The 24 defendants, including several foreign nationals, worked for the now defunct NGO Emergency Response Centre International — a search and rescue group operating on the island of Lesbos from 2016 to 2018, they have been charged with facilitating illegal migration into the European Union, as well as other felonies.
Their case was denounced in a European Parliament report as Europe’s “largest case of criminalisation of solidarity”.
The volunteers were initially detained in 2018 for several months on suspicion of human trafficking, but the charges facing the group in court on Tuesday involved espionage, illegal access to state communications, money laundering and assisting criminal activity.
Police said in 2018 that the volunteers had collected information about refugee flows from the Turkish coast to the Greek islands of Lesbos and Samos, and provided direct assistance to organised trafficking groups.

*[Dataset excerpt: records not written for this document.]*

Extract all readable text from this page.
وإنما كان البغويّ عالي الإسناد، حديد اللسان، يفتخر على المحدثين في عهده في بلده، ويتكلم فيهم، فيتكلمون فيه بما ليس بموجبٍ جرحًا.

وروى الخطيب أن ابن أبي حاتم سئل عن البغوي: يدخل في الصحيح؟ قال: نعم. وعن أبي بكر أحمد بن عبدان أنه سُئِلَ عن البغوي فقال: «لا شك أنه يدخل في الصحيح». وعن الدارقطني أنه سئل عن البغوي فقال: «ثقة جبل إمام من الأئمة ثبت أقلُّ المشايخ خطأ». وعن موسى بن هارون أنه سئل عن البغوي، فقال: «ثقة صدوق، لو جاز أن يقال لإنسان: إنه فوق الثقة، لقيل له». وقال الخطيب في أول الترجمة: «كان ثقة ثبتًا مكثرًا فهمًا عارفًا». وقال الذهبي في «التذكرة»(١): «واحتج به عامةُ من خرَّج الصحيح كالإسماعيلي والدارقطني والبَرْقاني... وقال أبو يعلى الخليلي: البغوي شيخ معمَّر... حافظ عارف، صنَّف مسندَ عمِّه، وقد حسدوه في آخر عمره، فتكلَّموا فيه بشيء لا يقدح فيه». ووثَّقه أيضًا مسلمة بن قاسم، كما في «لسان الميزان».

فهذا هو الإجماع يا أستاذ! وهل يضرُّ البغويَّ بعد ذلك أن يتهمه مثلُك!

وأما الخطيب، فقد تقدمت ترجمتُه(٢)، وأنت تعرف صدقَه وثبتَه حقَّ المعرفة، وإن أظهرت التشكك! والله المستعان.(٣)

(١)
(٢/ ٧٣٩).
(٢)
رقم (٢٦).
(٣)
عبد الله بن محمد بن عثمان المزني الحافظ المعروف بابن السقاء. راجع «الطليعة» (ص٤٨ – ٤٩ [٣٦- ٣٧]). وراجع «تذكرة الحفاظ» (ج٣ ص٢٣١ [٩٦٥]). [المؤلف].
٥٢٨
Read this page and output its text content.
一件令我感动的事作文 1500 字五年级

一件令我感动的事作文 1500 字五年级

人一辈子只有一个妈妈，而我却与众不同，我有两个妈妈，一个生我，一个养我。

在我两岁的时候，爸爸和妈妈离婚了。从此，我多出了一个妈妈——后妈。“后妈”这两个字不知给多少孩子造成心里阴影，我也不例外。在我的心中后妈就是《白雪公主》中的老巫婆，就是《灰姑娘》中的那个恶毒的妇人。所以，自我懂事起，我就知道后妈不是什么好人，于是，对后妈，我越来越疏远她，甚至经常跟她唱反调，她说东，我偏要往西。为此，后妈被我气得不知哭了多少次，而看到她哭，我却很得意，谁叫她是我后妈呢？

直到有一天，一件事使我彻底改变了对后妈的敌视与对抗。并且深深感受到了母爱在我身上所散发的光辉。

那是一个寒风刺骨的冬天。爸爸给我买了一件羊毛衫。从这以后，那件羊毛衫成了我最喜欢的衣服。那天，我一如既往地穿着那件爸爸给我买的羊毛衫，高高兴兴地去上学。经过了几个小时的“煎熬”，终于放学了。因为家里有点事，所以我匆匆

Three of the defendants — Sarah Mardini, Sean Binder and Nassos Karakitsos, who were arrested in August 2018 — have already spent more than three months in pre-trial detention. The case was supposed to go ahead in 2021 but was delayed over procedural issues. Human rights monitors decried the slow proceedings and said the case was politically motivated.
Human rights group Amnesty International has called the case against the aid workers as “farcical” and demanded Greek authorities drop the charges.
A group of European Parliament members have signed a letter calling on the government in Athens to drop the case.